Application of 10 nm AgNPs on in vitro culture of iaa9-5 tomato mutant (Solanum lycopersicum cv. Micro-Tom)

¹ Department of Biology, Institut Teknologi Sepuluh Nopember, Surabaya 60111, Indonesia
² Department of Agronomy, Faculty of Agriculture, Universitas Padjadjaran, Sumedang 45363, Indonesia
³ Department of Plant Protection, Faculty of Agriculture, Universitas Gadjah Mada, Yogyakarta 55281, Indonesia
⁴ Department of Agronomy and Horticulture, Faculty of Agriculture, IPB University, Bogor 16680, Indonesia

^* Corresponding author: nuruljadid@bio.its.ac.id

Abstract

Tomato (Solanum lycopersicum L.) is a horticultural crop widely cultivated in Indonesia. Some efforts have been conducted to improve the quality of the tomato plant through plant breeding and characterization of tomato mutants. One of tomato mutant, iaa9-5, has been developed and characterized for its horticultural potential. The tomato iaa9-5 was reported for its 32 bp of deletion in the IAA9 gene, resulting in good adaptability to high temperature. Nowadays, the use of nano-elicitors such as silver nanoparticles (AgNPs) through in vitro culture has become a new alternative for enhancing plant secondary metabolites.
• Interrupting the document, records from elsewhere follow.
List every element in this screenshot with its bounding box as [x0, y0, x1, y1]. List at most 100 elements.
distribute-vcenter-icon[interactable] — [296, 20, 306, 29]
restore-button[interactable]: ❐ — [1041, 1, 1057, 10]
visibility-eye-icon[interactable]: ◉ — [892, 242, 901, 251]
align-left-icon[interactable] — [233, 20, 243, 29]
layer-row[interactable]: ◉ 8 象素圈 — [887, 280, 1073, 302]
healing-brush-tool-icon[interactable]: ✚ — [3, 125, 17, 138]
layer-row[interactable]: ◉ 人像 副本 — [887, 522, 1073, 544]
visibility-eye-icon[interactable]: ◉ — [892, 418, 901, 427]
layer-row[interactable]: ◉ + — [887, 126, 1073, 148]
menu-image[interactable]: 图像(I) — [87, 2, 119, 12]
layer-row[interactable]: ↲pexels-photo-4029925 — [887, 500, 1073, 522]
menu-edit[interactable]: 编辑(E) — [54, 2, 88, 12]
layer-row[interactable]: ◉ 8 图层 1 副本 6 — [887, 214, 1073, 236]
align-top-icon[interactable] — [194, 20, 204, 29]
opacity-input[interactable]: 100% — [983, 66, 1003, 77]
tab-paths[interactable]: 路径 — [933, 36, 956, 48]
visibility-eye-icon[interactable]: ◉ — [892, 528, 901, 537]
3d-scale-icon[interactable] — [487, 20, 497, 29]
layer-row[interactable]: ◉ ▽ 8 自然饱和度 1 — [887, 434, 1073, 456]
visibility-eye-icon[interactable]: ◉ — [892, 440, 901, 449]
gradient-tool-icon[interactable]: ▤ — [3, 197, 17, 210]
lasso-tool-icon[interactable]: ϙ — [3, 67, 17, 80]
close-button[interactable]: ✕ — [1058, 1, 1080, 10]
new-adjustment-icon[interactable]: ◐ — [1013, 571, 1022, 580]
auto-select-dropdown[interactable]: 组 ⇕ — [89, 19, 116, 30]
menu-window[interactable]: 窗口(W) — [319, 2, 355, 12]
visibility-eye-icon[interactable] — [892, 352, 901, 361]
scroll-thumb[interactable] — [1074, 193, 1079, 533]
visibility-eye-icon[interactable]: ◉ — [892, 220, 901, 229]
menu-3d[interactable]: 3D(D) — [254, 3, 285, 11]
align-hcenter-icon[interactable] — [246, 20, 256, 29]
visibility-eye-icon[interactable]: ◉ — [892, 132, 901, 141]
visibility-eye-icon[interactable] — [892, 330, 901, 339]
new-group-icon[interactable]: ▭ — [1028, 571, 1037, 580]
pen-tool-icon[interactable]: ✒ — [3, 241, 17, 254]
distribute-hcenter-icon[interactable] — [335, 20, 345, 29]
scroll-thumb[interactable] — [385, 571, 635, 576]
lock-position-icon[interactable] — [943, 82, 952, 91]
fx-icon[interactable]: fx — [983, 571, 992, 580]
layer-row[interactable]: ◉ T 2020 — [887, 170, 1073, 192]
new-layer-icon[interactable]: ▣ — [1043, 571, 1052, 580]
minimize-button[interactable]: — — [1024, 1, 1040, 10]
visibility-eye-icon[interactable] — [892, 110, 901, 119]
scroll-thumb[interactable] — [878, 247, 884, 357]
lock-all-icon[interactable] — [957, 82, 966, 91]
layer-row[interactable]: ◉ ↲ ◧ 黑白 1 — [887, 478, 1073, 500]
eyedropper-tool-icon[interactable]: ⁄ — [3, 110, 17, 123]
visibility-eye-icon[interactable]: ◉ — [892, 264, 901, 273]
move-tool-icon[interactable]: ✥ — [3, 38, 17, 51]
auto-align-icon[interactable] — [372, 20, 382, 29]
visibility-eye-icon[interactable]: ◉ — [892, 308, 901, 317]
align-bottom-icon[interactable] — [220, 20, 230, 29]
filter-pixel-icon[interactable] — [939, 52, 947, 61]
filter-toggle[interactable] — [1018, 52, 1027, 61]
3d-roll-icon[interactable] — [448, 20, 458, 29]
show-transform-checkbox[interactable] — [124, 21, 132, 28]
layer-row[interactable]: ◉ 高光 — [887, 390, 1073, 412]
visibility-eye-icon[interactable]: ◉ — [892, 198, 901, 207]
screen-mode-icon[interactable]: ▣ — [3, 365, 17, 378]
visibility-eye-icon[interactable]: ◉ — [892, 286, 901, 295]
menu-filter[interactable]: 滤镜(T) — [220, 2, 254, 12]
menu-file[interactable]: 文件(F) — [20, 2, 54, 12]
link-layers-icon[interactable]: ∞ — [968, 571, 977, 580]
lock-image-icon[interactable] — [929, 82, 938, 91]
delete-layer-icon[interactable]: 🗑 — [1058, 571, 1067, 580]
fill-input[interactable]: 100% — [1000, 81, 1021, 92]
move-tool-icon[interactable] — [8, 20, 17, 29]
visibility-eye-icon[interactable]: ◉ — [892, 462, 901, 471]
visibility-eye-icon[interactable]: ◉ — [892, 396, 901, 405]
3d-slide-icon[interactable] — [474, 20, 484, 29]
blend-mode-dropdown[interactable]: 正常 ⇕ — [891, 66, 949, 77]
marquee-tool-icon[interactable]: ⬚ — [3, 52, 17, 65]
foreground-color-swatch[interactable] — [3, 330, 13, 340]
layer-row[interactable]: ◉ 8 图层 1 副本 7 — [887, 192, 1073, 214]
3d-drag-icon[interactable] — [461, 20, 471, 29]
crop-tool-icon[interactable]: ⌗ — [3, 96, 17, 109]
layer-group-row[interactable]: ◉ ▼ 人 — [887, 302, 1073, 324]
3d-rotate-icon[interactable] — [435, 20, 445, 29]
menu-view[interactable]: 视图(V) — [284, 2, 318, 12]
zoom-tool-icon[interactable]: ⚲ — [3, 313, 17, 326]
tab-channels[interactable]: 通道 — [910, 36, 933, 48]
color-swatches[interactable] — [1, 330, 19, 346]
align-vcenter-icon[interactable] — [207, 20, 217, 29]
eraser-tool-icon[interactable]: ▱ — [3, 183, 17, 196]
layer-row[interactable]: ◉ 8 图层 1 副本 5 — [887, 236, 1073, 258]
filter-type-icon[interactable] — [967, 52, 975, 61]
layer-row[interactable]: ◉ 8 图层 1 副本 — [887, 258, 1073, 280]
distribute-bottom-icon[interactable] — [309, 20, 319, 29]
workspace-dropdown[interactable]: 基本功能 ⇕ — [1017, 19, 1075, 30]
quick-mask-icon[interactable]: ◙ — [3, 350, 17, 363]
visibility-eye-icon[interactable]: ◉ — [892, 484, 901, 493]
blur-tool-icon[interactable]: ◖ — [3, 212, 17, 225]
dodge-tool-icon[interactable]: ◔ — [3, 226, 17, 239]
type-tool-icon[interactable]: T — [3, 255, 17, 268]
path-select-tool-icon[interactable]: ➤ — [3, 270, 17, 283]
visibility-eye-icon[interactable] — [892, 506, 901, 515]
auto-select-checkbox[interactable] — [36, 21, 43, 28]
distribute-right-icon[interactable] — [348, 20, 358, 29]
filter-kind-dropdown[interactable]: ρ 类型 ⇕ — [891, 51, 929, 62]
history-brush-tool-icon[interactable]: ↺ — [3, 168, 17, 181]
However, their effect on plant growth might varied depending on the species. This study aims to evaluate the effect of 10 nm AgNPs on the development of tomato iaa9-5 mutant in vitro. The axenic nodal segments were used as explants and subjected to a variety of AgNPs concentrations (0 μg/L, 12.5 μg/L, 30 μg/L, and 75 μg/L) in the MS medium. Our results showed that all treatments did not show any callogenesis response. Meanwhile, all treatments resulted in 100% of organogenesis response, except for the 75 μg/L of AgNPs treatment. In addition, AgNPs seemed to inhibit plant growth compared to the control plants. However, we noticed that AgNPs might potentially maintain the chlorophyll synthesis and enhance plant secondary metabolites. Even though, some phytochemical assay still needs to be performed.